Bezogen auf mein Vorhaben, als Bera­terin in Fallar­beit mit Ein­zelsitzungen arbeiten zu wollen, hieß das, ich muss­te  anfangen, so unfertig und inkompe­tent ich mich auch immer fühlen mochte, mich in das Risiko einzulassen, wie entsetzlich mögli­cher­weise meine Bera­tung ist und dass ich meine Fälle viel­leicht gleich wieder verprellen würde.

Die ersten Schritte einen Kontakt mit po­tentiellen Klienten herzustellen waren dann auch so winzig, dass ich mir einreden konnte, es gäbe entweder keinen Bedarf oder es sei bereits ein Zeichen meiner ohnehin vielbeschworenen „analytischen Inkompetenz“. In der Praxis sah das dann folgender-maßen aus:

Ich setzte ir­gendwann mein erstes Inserat in die Zeitung und wartete gespannt darauf, ob sich jemand melden würde. Zugleich hatte ich jedoch die allergrößte Angst davor, jemand könne mein kleines Inserat in der Tageszeitung entdecken und dann auch noch tatsächlich bei mir anrufen.

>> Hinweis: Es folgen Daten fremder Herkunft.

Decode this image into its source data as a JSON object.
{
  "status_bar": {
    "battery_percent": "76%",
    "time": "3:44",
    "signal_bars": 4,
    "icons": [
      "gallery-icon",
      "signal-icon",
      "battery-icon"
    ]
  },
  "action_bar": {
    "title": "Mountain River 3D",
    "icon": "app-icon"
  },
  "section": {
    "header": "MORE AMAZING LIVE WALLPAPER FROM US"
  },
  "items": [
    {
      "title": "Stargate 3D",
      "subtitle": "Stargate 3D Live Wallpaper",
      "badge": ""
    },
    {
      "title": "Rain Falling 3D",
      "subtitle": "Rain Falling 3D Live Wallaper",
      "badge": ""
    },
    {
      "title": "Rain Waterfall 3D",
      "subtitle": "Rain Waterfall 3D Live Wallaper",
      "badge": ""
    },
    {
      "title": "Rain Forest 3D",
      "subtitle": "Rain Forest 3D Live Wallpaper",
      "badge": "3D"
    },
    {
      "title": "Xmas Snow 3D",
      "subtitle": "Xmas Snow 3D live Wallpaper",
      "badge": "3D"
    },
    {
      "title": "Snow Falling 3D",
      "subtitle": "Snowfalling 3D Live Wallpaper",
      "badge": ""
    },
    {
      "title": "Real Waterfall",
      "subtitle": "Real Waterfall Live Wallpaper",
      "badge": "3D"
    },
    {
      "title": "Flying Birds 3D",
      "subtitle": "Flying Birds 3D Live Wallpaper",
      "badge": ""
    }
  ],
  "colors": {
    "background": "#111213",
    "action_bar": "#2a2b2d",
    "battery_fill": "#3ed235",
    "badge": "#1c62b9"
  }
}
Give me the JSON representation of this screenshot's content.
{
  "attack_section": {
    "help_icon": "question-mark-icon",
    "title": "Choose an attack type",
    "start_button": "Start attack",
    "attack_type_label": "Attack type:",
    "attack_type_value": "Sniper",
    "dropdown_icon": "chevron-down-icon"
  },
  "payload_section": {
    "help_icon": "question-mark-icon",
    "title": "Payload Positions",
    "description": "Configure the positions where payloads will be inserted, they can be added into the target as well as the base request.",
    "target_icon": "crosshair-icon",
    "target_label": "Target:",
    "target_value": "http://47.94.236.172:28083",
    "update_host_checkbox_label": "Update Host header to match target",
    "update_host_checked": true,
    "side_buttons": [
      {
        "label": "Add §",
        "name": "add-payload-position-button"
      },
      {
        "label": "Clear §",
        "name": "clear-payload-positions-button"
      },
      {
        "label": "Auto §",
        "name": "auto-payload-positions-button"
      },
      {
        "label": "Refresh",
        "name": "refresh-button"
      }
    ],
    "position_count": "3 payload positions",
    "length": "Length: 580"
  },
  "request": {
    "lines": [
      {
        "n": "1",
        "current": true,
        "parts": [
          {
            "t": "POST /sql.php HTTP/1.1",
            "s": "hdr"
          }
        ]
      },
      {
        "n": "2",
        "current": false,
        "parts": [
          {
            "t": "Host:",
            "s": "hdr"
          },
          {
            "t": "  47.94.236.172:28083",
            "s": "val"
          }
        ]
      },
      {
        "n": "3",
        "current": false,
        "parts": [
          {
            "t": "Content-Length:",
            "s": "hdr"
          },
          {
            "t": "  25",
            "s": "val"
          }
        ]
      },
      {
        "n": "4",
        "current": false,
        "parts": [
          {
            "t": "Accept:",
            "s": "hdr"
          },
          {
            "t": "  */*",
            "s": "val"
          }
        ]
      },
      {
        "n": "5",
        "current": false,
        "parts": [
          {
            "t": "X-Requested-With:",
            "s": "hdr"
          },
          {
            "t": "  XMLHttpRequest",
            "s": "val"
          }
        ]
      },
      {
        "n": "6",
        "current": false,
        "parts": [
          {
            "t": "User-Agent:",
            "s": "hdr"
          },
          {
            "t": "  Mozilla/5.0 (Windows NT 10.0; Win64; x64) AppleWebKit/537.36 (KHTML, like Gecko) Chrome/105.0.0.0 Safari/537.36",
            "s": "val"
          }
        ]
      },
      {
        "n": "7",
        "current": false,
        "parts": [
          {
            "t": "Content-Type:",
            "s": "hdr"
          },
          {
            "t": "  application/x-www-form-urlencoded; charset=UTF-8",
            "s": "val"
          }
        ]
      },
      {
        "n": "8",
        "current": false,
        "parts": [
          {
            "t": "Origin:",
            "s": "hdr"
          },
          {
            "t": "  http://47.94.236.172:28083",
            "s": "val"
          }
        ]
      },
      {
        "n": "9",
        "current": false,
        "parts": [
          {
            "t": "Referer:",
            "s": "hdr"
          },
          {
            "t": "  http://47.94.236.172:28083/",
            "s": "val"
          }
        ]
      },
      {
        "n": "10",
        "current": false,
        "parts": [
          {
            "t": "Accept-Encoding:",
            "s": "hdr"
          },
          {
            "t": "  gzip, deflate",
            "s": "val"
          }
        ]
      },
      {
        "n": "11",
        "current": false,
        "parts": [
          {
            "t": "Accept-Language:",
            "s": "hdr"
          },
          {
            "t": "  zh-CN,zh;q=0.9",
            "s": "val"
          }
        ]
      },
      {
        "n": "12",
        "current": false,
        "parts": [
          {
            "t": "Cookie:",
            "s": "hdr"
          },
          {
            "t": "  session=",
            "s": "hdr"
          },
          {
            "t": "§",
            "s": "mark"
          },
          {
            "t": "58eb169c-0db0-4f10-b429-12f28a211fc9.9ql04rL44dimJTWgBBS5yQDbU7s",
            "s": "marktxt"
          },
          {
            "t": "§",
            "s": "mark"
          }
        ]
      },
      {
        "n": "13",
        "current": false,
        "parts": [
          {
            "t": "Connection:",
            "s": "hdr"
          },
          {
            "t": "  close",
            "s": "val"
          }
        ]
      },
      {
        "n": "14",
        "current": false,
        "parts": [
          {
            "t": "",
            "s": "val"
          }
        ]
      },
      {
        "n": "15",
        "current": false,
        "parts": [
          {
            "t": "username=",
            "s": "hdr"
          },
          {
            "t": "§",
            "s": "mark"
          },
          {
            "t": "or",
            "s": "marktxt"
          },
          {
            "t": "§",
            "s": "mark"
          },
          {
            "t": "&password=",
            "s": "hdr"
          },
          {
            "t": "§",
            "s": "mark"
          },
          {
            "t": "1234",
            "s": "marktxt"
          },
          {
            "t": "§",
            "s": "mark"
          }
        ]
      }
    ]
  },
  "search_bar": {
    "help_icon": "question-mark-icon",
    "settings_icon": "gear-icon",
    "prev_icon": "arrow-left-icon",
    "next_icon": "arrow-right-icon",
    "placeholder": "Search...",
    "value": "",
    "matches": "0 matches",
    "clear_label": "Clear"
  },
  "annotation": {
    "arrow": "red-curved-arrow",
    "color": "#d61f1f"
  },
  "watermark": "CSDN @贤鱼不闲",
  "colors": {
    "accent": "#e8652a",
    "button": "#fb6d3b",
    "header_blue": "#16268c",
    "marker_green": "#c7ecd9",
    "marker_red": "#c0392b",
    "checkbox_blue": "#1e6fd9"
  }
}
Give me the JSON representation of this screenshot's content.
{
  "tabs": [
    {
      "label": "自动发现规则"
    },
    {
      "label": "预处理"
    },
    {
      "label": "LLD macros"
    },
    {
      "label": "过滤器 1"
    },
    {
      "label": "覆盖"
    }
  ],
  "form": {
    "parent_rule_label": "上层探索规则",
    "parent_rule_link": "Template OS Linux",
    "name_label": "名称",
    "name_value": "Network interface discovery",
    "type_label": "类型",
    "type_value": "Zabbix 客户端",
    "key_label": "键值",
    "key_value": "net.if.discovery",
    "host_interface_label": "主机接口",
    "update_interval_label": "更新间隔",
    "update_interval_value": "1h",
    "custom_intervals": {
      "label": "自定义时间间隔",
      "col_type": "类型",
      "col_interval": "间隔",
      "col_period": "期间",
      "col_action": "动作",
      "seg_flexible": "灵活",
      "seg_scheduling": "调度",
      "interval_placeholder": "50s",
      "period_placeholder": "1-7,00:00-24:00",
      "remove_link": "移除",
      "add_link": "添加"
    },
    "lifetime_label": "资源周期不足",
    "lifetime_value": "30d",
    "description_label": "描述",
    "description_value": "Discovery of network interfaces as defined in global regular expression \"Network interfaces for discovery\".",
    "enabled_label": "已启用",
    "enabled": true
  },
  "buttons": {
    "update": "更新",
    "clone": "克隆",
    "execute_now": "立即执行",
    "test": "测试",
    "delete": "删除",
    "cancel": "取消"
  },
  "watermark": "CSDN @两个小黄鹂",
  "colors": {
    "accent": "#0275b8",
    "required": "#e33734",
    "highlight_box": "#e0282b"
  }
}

Nun, ich musste also auch hier etwas entwickeln, wenn ich nicht frustriert bleiben wollte bzw. mein Vorhaben, zu bera­ten, nicht aufgeben wollte. Und mitunter ist der Preis für einen solchen Wunsch auch sehr hoch. Da ich aber bei dem Mini-Inserat letztendlich nicht gestorben bin, setzte ich von nun an in ver­schiedene Zeitun­gen größere Inserate, schrieb verschiedene Vereine, Kindergärten etc. an und setzte die „Analytische Beratung“ dann auch noch in die gelben Seiten. Die Kosten gingen über das hinaus, was ich hatte, aber im­merhin – die ersten Interessierten ka­men zu mir, um meine Be­ratung zu ge­nießen und so langsam stieg in mir das Vertrauen, dass es genau die kleinen Schritte des Verstehens sind, die die Klienten nun von mir lernen wollten um in einen neuen Kontakt mit sich selbst zu treten

Was halte ich fest?

Abschließend denke ich, dass mir eini­ges deutlicher gworden ist durch den Gang der kleinen Schritte, die ich erst nach meinem Versagen am Arbeitsplatz mehr und mehr zu gehen bereit war. Das Gefühl, „klein“ zu sein begleitete mich fortlaufend in meiner Arbeit, aber es lag auch irgentwas Überzogenes darin. Am Ende war es  dieses „Mich-selber-Kleinmachen“, was mich, zusammen mit dem großen Versprechen einer schnellen Theorie-Lösung, davon abgehalten hatte, das natürliche  „Kleinsein“ der Lernenden anzunehmen um das Mögliche im Schutze der Entwicklung ganz einfach auszuprobieren. Damit ver­sagte ich mir lange Zeit viele neue Erfahrungen, auch viele Mög­lichkeiten, Neues ken­nen zu ler­nen und die Chance, durch Über­prüfung herauszu­finden, was ich will.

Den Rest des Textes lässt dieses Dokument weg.